Anastasios Karadimitris, MD, PhD

CD1d-restricted, GPI-specific T cells in paroxysmal nocturnal hemoglobinuria
Original Research Center: 
Imperial College London
Pubmed Author Name: 
Karadimitris, A

Our proposed research addresses one of the main and unresolved issues in the biology of paroxysmal nocturnal hemoglobinuria (PNH) and idiopathic aplastic anemia (IAA). Both disorders are considered to have an autoimmune mechanism involving auto-reactive T cells targeting hematopoietic stem cells (HSC) leading to their profound depletion. It is widely documented that the pathogenesis of IAA and PNH overlap to a great extent, with up to 50% of patients with IAA developing a PNH clone or bonafide PNH and a subgroup of patients with PNH evolving into IAA. The proposed work has the potential to unravel novel cellular and molecular mechanisms that underpin HSC depletion in PNH and IAA, with wider implications for both the hematology and immunology scientific communities.

2015
First Year Report: 

Paroxysmal nocturnal Haemoglobinuria (PNH) is a bone marrow failure  disease in which there is a severe depletion of haematopoietic stem cells (HSC). This is compounded by exquisite sensitivity of red blood cells to the destructive effect of a complex molecular machine called complement, hence the anaemia and the propensity to developing blood clots. Eculizumab prevents the deleterious effects of complement, improves the anaemia and protects from blood clots.

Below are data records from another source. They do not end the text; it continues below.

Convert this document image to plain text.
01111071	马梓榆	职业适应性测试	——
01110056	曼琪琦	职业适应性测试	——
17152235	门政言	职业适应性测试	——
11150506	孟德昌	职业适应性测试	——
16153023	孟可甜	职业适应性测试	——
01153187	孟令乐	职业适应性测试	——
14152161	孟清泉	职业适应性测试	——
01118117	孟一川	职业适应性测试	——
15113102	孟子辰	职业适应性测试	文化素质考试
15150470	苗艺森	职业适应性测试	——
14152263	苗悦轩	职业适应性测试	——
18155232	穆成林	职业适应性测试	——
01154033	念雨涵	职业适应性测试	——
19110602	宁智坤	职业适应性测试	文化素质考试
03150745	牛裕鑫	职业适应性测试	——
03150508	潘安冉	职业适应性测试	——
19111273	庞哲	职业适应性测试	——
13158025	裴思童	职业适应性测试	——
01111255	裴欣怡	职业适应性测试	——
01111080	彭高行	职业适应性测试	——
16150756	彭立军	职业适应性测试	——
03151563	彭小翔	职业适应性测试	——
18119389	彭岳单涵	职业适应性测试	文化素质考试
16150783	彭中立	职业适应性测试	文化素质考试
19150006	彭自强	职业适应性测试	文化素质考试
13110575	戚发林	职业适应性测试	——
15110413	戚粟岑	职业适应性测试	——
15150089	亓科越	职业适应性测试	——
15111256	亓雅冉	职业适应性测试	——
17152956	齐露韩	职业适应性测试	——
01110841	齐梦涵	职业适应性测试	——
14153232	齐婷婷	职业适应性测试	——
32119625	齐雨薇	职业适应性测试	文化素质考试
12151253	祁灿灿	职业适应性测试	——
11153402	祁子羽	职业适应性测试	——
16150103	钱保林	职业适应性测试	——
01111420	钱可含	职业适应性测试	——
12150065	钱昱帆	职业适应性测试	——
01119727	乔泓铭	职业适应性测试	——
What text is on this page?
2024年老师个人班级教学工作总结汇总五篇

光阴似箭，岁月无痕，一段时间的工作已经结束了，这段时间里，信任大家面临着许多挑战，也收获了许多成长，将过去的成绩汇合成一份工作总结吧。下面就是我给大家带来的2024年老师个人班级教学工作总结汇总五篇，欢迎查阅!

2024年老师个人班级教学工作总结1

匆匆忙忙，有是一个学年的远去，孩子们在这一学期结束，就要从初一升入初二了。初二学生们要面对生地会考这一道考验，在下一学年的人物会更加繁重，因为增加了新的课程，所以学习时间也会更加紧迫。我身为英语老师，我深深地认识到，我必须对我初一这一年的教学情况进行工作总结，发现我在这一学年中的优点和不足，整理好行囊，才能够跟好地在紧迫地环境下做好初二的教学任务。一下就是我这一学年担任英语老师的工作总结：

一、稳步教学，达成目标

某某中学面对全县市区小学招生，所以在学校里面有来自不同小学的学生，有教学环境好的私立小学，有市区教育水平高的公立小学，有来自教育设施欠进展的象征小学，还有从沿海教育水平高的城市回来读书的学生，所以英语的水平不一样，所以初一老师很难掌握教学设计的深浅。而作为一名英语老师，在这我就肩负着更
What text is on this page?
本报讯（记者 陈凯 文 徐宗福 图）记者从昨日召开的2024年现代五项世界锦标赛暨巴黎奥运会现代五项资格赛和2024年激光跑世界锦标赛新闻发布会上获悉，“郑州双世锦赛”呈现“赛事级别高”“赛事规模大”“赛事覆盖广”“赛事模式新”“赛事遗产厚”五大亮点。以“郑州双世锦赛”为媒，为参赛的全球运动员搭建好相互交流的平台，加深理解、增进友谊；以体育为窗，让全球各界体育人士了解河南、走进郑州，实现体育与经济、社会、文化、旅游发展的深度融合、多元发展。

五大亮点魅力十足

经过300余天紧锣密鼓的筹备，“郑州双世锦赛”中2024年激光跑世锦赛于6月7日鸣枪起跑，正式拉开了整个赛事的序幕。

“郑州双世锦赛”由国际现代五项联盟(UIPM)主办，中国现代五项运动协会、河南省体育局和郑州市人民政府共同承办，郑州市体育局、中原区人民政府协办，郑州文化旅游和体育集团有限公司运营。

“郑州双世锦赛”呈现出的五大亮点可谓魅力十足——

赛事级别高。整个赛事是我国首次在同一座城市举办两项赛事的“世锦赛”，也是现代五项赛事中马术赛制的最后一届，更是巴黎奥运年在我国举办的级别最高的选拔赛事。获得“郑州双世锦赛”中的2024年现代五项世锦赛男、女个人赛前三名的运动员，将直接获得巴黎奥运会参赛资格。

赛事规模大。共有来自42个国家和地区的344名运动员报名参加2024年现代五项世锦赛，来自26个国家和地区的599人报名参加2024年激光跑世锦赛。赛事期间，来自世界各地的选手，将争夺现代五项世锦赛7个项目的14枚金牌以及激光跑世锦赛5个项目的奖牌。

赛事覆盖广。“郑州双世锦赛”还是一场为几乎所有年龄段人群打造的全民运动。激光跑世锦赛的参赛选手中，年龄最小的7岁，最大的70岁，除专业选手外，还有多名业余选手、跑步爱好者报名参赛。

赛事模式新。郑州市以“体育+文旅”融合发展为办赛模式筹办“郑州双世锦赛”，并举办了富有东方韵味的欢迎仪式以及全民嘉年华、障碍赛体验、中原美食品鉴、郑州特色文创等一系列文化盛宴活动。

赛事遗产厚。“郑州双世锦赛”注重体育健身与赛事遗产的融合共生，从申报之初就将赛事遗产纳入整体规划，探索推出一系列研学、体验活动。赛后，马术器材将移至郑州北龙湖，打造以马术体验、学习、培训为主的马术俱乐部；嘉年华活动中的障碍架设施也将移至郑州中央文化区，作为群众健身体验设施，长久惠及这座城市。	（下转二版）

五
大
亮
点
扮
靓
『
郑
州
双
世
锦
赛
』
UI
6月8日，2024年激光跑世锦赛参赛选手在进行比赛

However how depletion of HSC comes about is not known. We previously suggested that self-aggressive  T cells carrying a molecule called invariant T cell receptor (iTCR) can target a molecule called GPI and this interaction might be responsible for depletion of HSC. Towards addressing this idea we have employed advanced genetic tools to generate T cells that carry the candidate iTCR as well as haematopoietic cells in which presence of GPI and of CD1d, another molecule that the iTCR is expected to interact with on the target cells, has been altered.
 
With these at hand we will be able to determine whether the iTCR-carrying T cells can target and harm haematopoietic cells that express CD1d and GPI but not  cells that don’t express either or both. The outcome of these experiments will be crucial for understanding how depletion of HSC in PNH comes about.